Have you ever hung out with a reticulated python? I have. I was about 19 and my boyfriend came home from class one day carrying a large, wriggling denim bag. Apparently someone at school was taking a leave for a semester and needed a snake sitter. Turns out the kid never came back, and we became the proud parents of a 10 foot long tube of muscle and mean. We were told that it was used to handling, and so we brought it out of its cage and let our friends check it out and feel its power as it wrapped around their waist or cut off the blood supply to their forearm.

All was well until it got fed up with us. And then it began to punch.

Imagine a snake as long as a room and as big around as a cereal bowl, winding it's head back and putting all the force of it's pent up coil into a strike straight at your face. It gave my boyfriend a black eye, and scared the crud out of us.

Big snakes are no joke. They are amazing, gorgeous creatures deserving of respect, which is what Animals in Wonderland tries to teach.

Apparently Juliette doesn't punch, she merely bites. For me, that wouldn't be much comfort.

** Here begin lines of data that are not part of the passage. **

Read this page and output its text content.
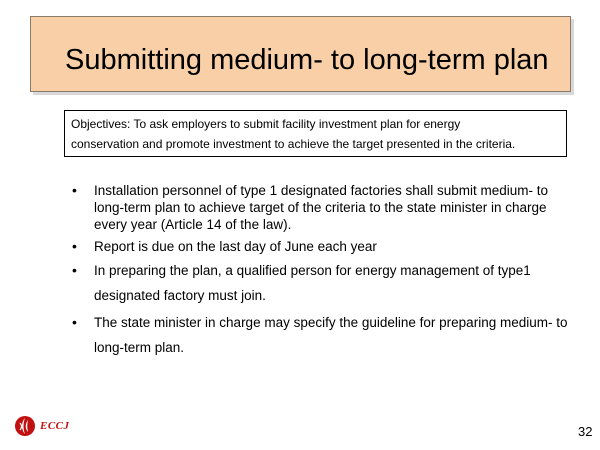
Submitting medium- to long-term plan
Objectives: To ask employers to submit facility investment plan for energy
conservation and promote investment to achieve the target presented in the criteria.
• Installation personnel of type 1 designated factories shall submit medium- to long-term plan to achieve target of the criteria to the state minister in charge every year (Article 14 of the law).
• Report is due on the last day of June each year
• In preparing the plan, a qualified person for energy management of type1 designated factory must join.
• The state minister in charge may specify the guideline for preparing medium- to long-term plan.
ECCJ	32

Jeru says she isn't sleeping well. The snakes appreciate her warmth at night and nestle in close. She's on social media at all hours, and is journaling the experience for incorporation into a book about the spiritual journey which led her to start the sanctuary and ultimately to this call for financial assistance. So far she hasn't gotten bitten, but she'll be in the snake room for a few more days, until April 25.